Angiogenesis is a widely regulated process that includes a complex cascade of events and displays an important role in tumor growth and metastasis. It is a key process in the progression of cancer and a very important target for cancer chemoprevention. It was reported that many natural products inhibit angiogenesis. Among the known “natural” angiogenesis inhibitors, polyphenols play an important role [24,25]. Ben et al. showed that secreted secondary metabolites of a Aspergillus fumigatus inhibited HUVEC differentiation, migration, and capillary tube formation in vitro and suppressed angiogenesis in neutropenic mice. Moreover, they explained that gliotoxin has a specific role in mediating the antiangiogenic activity of Aspergillus fumigatus [26]. Also in another study, antiangiogenic activity of the metabolites of Aspergillus fumigatus including fumagillin and gliotoxin were demonstrated [27]. Asami et al. reported the identification of novel angiogenesis inhibitors, epoxyquinols A and B, epoxytwinol A, azaspirene, and RK-805, isolated from fungal metabolites [20]. Also one of the leading angiostatic compound were found as fumagillin and its derivative TNP-470 (7-10), which inhibit neovascularization via endothelial cell cycle arrest [28].

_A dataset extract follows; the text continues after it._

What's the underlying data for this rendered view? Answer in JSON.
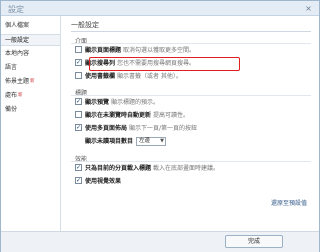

Fungi represent a large group of eukaryotic organisms on earth and serve as biofactories for several bioactive compounds. Secondary metabolites are low-molecular weight bioactive natural products and essential for growth and survival functions of fungi [29,30]. Hypersaline environments originate by the evaporation of water and precipitation of the sodium chloride (NaCl) and eventually results with increasing of the salinity [31]. Fungi from hypersaline environments adapt to high salt condition with its antioxidant capacity [32].

Largely, hypersaline fungal communities are dominated by Aspergillus and Penicillium species [33]. In this study, we investigated the antiangiogenic effects of halotolerant hAt-2 extract secondary metabolites with antioxidant capacity, isolated from Tuz Lake which is a big salt lake in Turkey. Ethylacetate extract of the hAt-2 secondary metabolites showed significant cytotoxic and antiproliferative effects on HUVEC. Especially, hAt-2 secondary metabolites decreased cell viability [34] and, IC50 concentration was determined as 42.13 μg/ml. Antiangiogenic properties of the extract was demonstrated with HUVEC cell migration and invasion analysis which resulted with significant decrease, especially at 50 and 200 μg/ml extract concentrations.

Fungi produce a large variety of secondary metabolites, many of which are used as medicines to treat diseases in humans. For example, lovastatin which is produced by a fungus known as Aspergillus terreus can reduce heart disease risk. However, beside the role of many secondary metabolites are not known [35], two novel anti-angiogenic fungal compounds, gliotoxin and methylthiogliotoxin, significantly potent inhibitory activities on tube formation, proliferation, and migration of HUVECs [36]. Potent inhibitory activities of two novel antiangiogenic fungal compounds, gliotoxin and methylthiogliotoxin, on tube formation, proliferation, and migration of HUVECs were showed [36].

In conclusion, this is the first evidence for the antiangiogenic effects on HUVEC cells of the hAt-2 secondary metabolites isolated from Tuz Lake. Secondary metabolites of halotolerant fungi, an excellent potential source of new natural products isolated from extreme environments like Tuz Lake may have potential in new drug development. Therefore, with further investigations on the active substance of the hAt-2 extract, it might have an important role as a antiangiogenic agent in the future.

However, more detailed evaluation of hAt-2 extract compounds and on antiangiogenic mechanisms of these compounds remains to be investigated. Thus antiangiogenic therapy was postulated to be an attractive approach for the treatment of such as rheumatoid arthritis, diabetic retinopathy and tumor growth and metastasis diseases.

Conflict of Interest

The authors declare no conflict of interest concerning this article.

Acknowledgement

This research was carried supported by Anadolu University Scientific Research Project Unit (Number of project: 1003S117).